Again, there were ups and downs here: sometimes projects went great, sometimes they were dangerous, expensive and profoundly ill-advised. This section of the film does feel most like it’s for the enjoyment of the team/s involved, as the level of anecdotal detail does start to slow proceedings down a little here. That said, glimpses at improvised projects, unfinished projects and this great variety of ideas do provide entertainment. I couldn’t help but wonder if your friend and mine, Polish exploitation director Patryk Vega, hasn’t at some point watched Twemlow’s films and drawn inspiration from them; I really bloody hope he has; it would feel very fitting. Twemlow certainly didn’t decide to stick to just one genre, either, with a few forays into horror and sci-fi for good measure, even if that meant the additional outlay for make-up SFX and animatronics. The guy didn’t think small.

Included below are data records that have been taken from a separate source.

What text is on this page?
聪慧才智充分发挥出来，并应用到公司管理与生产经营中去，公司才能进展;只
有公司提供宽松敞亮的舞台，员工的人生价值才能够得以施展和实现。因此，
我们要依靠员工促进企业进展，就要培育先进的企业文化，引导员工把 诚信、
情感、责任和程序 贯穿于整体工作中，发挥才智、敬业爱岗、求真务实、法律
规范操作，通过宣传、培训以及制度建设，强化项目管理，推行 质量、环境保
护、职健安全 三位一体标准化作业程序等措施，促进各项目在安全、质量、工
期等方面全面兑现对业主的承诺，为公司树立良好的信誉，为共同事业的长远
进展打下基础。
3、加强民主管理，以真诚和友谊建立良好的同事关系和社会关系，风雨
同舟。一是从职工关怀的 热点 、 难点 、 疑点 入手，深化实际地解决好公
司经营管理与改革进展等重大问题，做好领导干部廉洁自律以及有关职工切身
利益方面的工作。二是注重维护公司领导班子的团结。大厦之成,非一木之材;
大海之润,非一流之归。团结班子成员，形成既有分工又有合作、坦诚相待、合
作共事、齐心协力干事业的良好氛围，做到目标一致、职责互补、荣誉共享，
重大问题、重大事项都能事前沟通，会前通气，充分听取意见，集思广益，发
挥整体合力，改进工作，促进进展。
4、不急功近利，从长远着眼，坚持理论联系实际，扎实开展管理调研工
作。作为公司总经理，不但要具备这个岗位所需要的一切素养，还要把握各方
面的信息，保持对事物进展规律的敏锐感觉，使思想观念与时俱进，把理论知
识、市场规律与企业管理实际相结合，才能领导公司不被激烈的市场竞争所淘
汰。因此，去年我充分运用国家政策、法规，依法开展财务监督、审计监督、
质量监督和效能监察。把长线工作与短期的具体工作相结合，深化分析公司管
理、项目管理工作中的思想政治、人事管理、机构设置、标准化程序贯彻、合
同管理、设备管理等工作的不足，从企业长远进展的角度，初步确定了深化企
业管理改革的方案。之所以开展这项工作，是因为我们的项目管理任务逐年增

Happily, the film doesn’t linger unduly on Twemlow’s eventual decline; it doesn’t ignore it, either, but it’s not the focus, and for good reason. This is Twemlow’s film, but it’s clearly not intended as any kind of narrow eulogy. By the end of the film, this is a love letter to exploitation cinema as much as it is a personal tribute to Cliff Twemlow, and that seems perfectly appropriate. There’s a great range of interviewees, from Cliff’s own family and friends, collaborators, authors and co-actors. We also get a lot of visual variety and depth, with a grand array of footage from TV, cinema and music, and impeccable editing which makes every snippet of conversation and every addition of footage flow together seamlessly; director Jake West has the knack of making his documentary work look effortless, when clearly collating all of this material together and making it into a coherent whole is anything but. This is an engaging look at a larger-than-life figure who, as several of his old friends pointed out, would really have enjoyed all of this, but in lieu of that, if this affectionate, informative documentary encourages more people to check out Twemlow’s films and/or to delve into this record of a unique point in time, then that can be no bad thing.

Mancunian Man: the Legendary Life of Cliff Twemlow (2023) will receive its Manchester Premiere on 12th November 2023 at Cultplex.